Thrillerdrama // „Dies ist die Geschichte von einem Mann, der aus dem 50. Stock von ’nem Hochhaus fällt. Während er fällt, wiederholt er, um sich zu beruhigen, immer wieder: ‚Bis hierher lief’s noch ganz gut, bis hierher lief’s noch ganz gut, bis hierher lief’s noch ganz gut …‘ Aber wichtig ist nicht der Fall, sondern die Landung!“ Mit diesen Worten beginnt Mathieu Kassovitz’ 1995 veröffentlichte Millieustudie „La haine“, die im Deutschen unter dem Titel „Hass“ in die Kinos gekommen ist. Es ist der Film im Œuvre des Regisseurs, der den nachhaltigsten Eindruck in der Kinogeschichte hinterlassen hat, auch wenn Kassovitz andere populäre Filme zu seinem Gesamtwerk zählt. „Gothika“ (2003) mit Halle Berry, Robert Downey Jr. und Penélope Cruz sowie „Die purpunen Flüsse“ (2000) mit Jean Reno und Vincent Cassel seien an dieser Stelle beispielhaft genannt.

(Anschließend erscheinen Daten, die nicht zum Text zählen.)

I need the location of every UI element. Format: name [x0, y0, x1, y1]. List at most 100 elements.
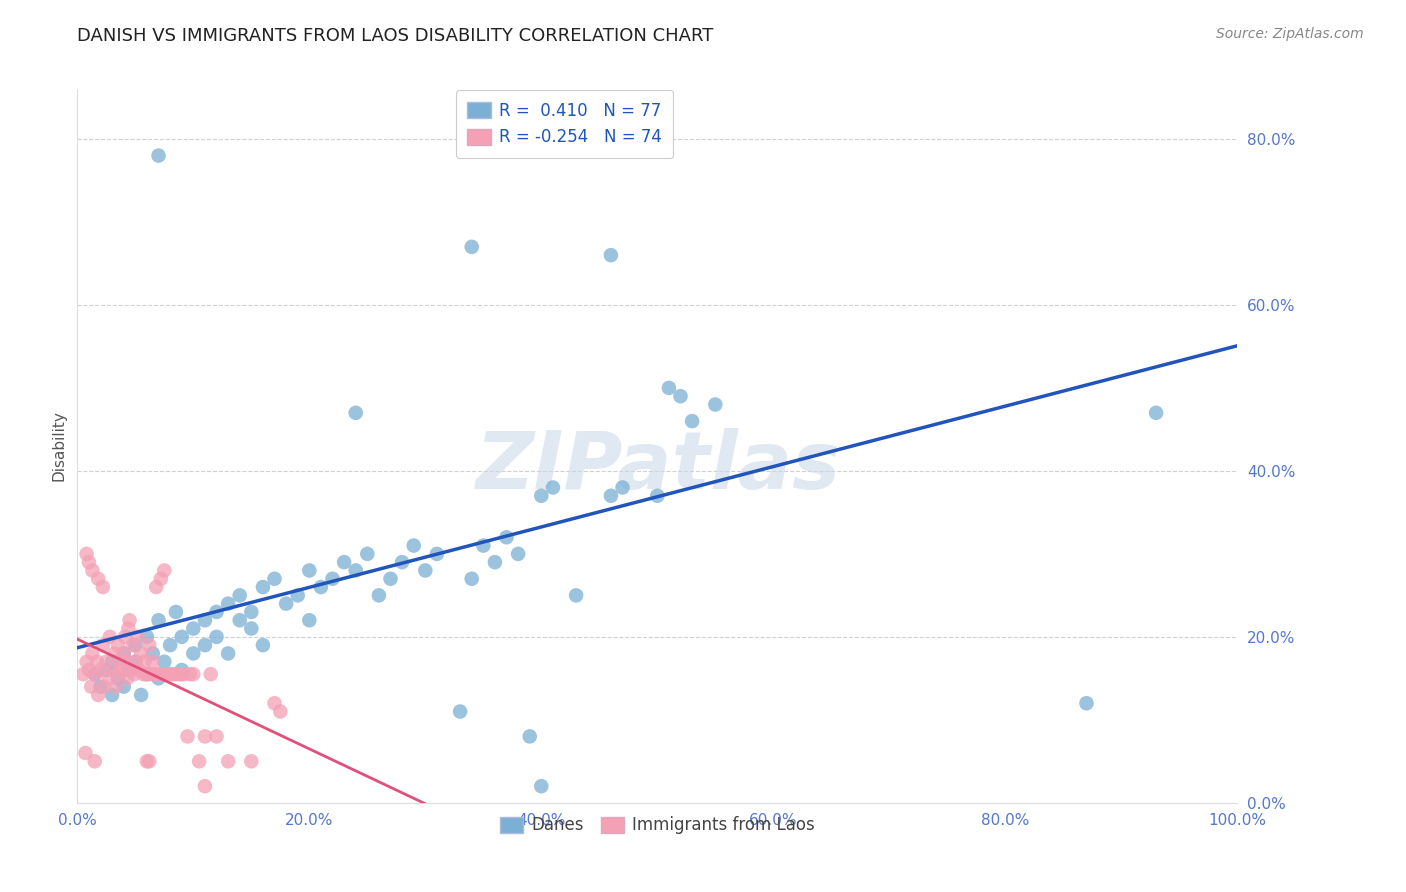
Point — [183, 647, 205, 661]
Point — [461, 240, 484, 254]
Point — [200, 667, 222, 681]
Point — [530, 779, 553, 793]
Point — [118, 613, 141, 627]
Point — [90, 680, 111, 694]
Point — [82, 647, 104, 661]
Point — [135, 754, 157, 768]
Point — [142, 655, 165, 669]
Point — [124, 655, 146, 669]
Point — [205, 630, 228, 644]
Text: ZIPatlas: ZIPatlas — [475, 428, 839, 507]
Point — [194, 779, 217, 793]
Point — [96, 663, 118, 677]
Point — [83, 667, 105, 681]
Text: DANISH VS IMMIGRANTS FROM LAOS DISABILITY CORRELATION CHART: DANISH VS IMMIGRANTS FROM LAOS DISABILIT… — [77, 27, 714, 45]
Point — [170, 663, 193, 677]
Point — [402, 539, 425, 553]
Point — [90, 663, 111, 677]
Point — [298, 613, 321, 627]
Point — [120, 663, 142, 677]
Point — [170, 667, 193, 681]
Point — [122, 667, 145, 681]
Point — [309, 580, 332, 594]
Point — [217, 597, 239, 611]
Point — [263, 572, 285, 586]
Point — [530, 90, 553, 104]
Point — [148, 148, 170, 162]
Point — [217, 647, 239, 661]
Point — [600, 489, 623, 503]
Point — [150, 667, 173, 681]
Point — [110, 663, 132, 677]
Point — [287, 588, 309, 602]
Point — [391, 555, 413, 569]
Point — [82, 564, 104, 578]
Point — [127, 630, 149, 644]
Point — [368, 588, 391, 602]
Point — [165, 605, 187, 619]
Point — [75, 746, 97, 760]
Legend: Danes, Immigrants from Laos: Danes, Immigrants from Laos — [489, 806, 825, 845]
Point — [519, 730, 541, 744]
Point — [228, 613, 252, 627]
Point — [104, 680, 127, 694]
Point — [112, 680, 135, 694]
Point — [658, 381, 681, 395]
Point — [76, 547, 98, 561]
Point — [612, 481, 634, 495]
Point — [1076, 696, 1098, 710]
Point — [138, 638, 160, 652]
Point — [183, 622, 205, 636]
Point — [228, 588, 252, 602]
Point — [183, 667, 205, 681]
Point — [83, 667, 105, 681]
Point — [83, 754, 105, 768]
Point — [647, 489, 669, 503]
Point — [179, 667, 201, 681]
Point — [118, 663, 141, 677]
Point — [148, 613, 170, 627]
Point — [148, 671, 170, 685]
Point — [91, 580, 114, 594]
Point — [240, 622, 263, 636]
Point — [484, 555, 506, 569]
Point — [142, 647, 165, 661]
Point — [205, 605, 228, 619]
Point — [240, 605, 263, 619]
Point — [159, 638, 181, 652]
Text: Source: ZipAtlas.com: Source: ZipAtlas.com — [1216, 27, 1364, 41]
Point — [135, 667, 157, 681]
Point — [115, 671, 138, 685]
Point — [129, 688, 152, 702]
Point — [101, 688, 124, 702]
Point — [449, 705, 471, 719]
Point — [162, 667, 184, 681]
Point — [129, 647, 152, 661]
Point — [530, 489, 553, 503]
Point — [77, 555, 100, 569]
Point — [141, 667, 163, 681]
Point — [134, 655, 156, 669]
Point — [217, 754, 239, 768]
Point — [194, 638, 217, 652]
Point — [380, 572, 402, 586]
Point — [93, 680, 115, 694]
Point — [413, 564, 436, 578]
Point — [495, 530, 517, 544]
Point — [128, 663, 150, 677]
Point — [194, 613, 217, 627]
Point — [115, 655, 138, 669]
Point — [110, 655, 132, 669]
Point — [356, 547, 378, 561]
Point — [87, 572, 110, 586]
Point — [252, 638, 274, 652]
Point — [101, 655, 124, 669]
Y-axis label: Disability: Disability — [51, 410, 66, 482]
Point — [269, 705, 291, 719]
Point — [565, 588, 588, 602]
Point — [138, 754, 160, 768]
Point — [132, 667, 155, 681]
Point — [274, 597, 298, 611]
Point — [472, 539, 495, 553]
Point — [107, 671, 129, 685]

Vinz (l.), Saïd (2. v. r.) und Hubert (r.) leben ärmlich im Ballungsraum von Paris

Mit Vincent Cassel findet sich hier auch die perfekte Überleitung zu „Hass“, bekleidet der Franzose doch hier eine der drei Hauptrollen. Kassovitz’ Film repräsentiert den Durchbruch des Parisers, der sich im Anschluss an „Hass“ zu einem fest etablierten Darsteller nicht nur im französischen Kino entwickelte, sondern sich auch in Hollywood einen Namen machte. Bekannte Filme mit seiner Beteiligung sind unter anderem Gaspar Noés „Irreversibel“ (2002), Steven Soderberghs „Oceans 12“ (2004) und „Oceans 13“ (2007) sowie „Black Swan“ (2010) von Darren Aronofsky. Seine beiden Co-Darsteller dürften hingegen den Wenigsten außerhalb eines französichen Kinokontextes etwas sagen. Für Hubert Koundé blieb „Hass“ der einzige nennenswerte internationale Erfolg, wenn man von Fernando Meirelles’ „Der ewige Gärtner“ (2005) einmal absieht. Saïd Taghmaoui wiederum hat es nach einer kleinen Durststrecke zumindest geschafft, sich als beliebter Nebendarsteller zu etablieren – und das auch in größeren Blockbuster-Produktionen. So war er unter anderem in David O. Russells „American Hustle“ (2013), Patty Jenkins’ „Wonder Woman“ (2017) und Chad Stahelskis „John Wick – Kapitel 3“ (2019) zu sehen.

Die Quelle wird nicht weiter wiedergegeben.